You've heard this one before, probably. I know I have. Someone, usually a woman but sometimes a guy, gets stopped by the cops, tries to talk them out of writing a ticket, and ends up saying something like "I'll do anything you want, just don't give me a ticket." Of course, "I'll do anything you want" means "I'll have sex with you any way you want it," and of course, the cops are always agreeable. It wouldn't be much of a story otherwise.
Well, I know from personal experience that it really does happen, at least sometimes, because I'm the guy in the story. I was driving home from downtown one night from my favorite bar, when I saw flashing lights behind me. I pulled over, a cop came up beside my car, told me to roll down my window, and asked if I'd been drinking. I was tempted to try to lie my way out of it, but I knew it was hopeless. I shouldn't have been driving, I knew better, and I knew that if I took a breath test they had me dead to rights. After all, I had been arrested for driving drunk the previous year and went through diversion. I knew how the game was played, and I couldn't win in this situation.
So I started pleading my case, without success. Finally I gave up and said, "Look, I don't want you to get the wrong idea, I'm not trying to bribe you or anything like that, but if I get another arrest, I'll lose my job. I'll do anything you want."
The officer had me get out of my car and stand next to it on the passenger's side. He motioned toward the police car, and for the first time I saw that he had a partner. Now the first officer was a veteran, probably around 45 years old, still in good shape but with a little belly starting to show. I'd guess he was about 6 feet tall, maybe 200 pounds give or take a few. His partner, now that I could see him, looked to be in his late 20s or early 30s, good looking and in great shape physically. He wasn't quite as tall as the older one, and he may have weighed about the same, but on him it was all muscle.
The first officer said, "Tony, listen to this. This guy just told me he'd do anything we want if we don't write him up. What do you think, community service?"
Tony looked me up and down, openly checking out my body and face. "Sure, Chuck, he looks to me like a perfect candidate for community service."
The first officer, Chuck, said "OK, here's how this is going to work. I'll drive you home in your car, and Tony will follow us in the cruiser. When we get to your place, I'll let you in and take the keys. You can sleep it off, and we'll be back tomorrow afternoon around 1:00. In the meantime, don't leave the house, don't go anywhere, and don't call anyone. Just sober up and be ready for action when we get there. We'll get you started on your community service program then. Understand?"
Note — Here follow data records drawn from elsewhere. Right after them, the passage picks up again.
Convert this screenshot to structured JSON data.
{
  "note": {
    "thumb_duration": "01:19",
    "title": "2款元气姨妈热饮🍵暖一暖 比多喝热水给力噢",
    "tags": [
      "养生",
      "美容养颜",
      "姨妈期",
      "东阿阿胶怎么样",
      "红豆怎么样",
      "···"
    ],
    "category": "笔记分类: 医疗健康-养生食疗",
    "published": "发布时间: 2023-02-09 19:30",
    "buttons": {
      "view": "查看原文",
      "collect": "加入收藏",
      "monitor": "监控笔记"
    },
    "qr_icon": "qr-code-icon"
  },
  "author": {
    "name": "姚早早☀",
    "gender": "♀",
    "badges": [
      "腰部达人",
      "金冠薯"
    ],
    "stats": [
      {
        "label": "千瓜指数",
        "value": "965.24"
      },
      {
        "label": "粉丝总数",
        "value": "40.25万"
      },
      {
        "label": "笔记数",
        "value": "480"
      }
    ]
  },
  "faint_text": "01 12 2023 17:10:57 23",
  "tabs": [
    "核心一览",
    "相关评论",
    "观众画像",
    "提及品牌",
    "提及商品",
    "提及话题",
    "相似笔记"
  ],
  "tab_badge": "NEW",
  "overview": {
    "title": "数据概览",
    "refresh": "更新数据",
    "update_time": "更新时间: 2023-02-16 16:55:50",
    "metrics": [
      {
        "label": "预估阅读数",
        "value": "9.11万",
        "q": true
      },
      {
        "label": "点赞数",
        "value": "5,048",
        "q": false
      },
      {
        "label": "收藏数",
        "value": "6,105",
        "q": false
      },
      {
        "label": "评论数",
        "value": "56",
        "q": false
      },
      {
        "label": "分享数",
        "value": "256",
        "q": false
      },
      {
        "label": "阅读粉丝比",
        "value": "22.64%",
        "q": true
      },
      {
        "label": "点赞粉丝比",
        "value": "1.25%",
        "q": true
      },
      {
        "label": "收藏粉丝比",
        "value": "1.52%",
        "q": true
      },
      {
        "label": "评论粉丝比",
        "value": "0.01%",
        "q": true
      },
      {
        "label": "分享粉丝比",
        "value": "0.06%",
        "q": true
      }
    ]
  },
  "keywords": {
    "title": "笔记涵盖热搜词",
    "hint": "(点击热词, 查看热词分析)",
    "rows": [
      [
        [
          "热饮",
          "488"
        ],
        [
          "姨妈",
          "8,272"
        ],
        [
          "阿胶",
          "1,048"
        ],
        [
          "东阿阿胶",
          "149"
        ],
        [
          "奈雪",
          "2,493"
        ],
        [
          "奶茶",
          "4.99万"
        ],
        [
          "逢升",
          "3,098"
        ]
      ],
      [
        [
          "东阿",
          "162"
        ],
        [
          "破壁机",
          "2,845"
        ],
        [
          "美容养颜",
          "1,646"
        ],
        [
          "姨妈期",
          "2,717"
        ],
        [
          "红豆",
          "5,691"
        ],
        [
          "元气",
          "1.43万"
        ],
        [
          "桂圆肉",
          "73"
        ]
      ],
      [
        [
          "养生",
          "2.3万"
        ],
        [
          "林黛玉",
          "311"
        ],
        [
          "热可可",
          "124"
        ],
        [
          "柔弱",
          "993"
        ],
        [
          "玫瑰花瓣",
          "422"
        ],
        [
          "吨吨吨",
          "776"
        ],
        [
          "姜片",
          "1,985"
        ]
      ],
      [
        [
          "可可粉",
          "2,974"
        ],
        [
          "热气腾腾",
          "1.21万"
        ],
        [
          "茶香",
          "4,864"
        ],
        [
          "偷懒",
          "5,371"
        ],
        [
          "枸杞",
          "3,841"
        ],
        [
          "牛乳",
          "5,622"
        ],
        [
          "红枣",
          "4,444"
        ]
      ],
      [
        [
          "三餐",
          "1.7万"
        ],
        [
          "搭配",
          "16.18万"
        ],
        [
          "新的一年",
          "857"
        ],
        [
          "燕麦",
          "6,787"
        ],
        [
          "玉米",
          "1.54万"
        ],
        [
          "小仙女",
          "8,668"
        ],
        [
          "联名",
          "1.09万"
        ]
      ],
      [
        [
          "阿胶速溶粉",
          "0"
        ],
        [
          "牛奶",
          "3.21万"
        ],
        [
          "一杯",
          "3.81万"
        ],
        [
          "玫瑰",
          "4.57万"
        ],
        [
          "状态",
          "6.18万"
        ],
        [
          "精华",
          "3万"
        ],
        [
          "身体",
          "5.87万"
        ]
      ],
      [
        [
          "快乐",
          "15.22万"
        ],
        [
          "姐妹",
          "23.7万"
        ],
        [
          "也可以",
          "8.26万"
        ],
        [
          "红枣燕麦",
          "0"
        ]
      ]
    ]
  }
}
With that we got in my car, and Chuck drove me home, with Tony following behind. I don't really remember much about the ride. I do remember Chuck letting me into my house, reminding me not to go anywhere or call anyone, and telling me, "I'll call you in the morning, just in case you need a reminder." I went straight to bed, still in my clothes, and was soon fast asleep.
I woke to the sound of the telephone. It was Chuck, calling to remind me that we had a "date" for that afternoon. With a little coaching from him, I remembered the whole incident, including the part about "community service." Chuck said "We'll be there at 1:00, so be sure you're ready. Clean your ass out real good, get a shower, shave, the whole nine yards. No need to get all dressed up, you'll be naked soon enough anyway! You're all set with condoms and lube, right?" I assured him that I had a good supply of both, and that I'd be ready for them when they arrived. What I didn't tell him, but he probably picked up, was that I was kind of looking forward to spending the afternoon with the two of them, paying my debt to society, so to speak.
At one on the dot, the doorbell rang. I let them in, wearing nothing but my robe, and the first thing Chuck said was, "You won't be needing the robe. Let's see what you've got."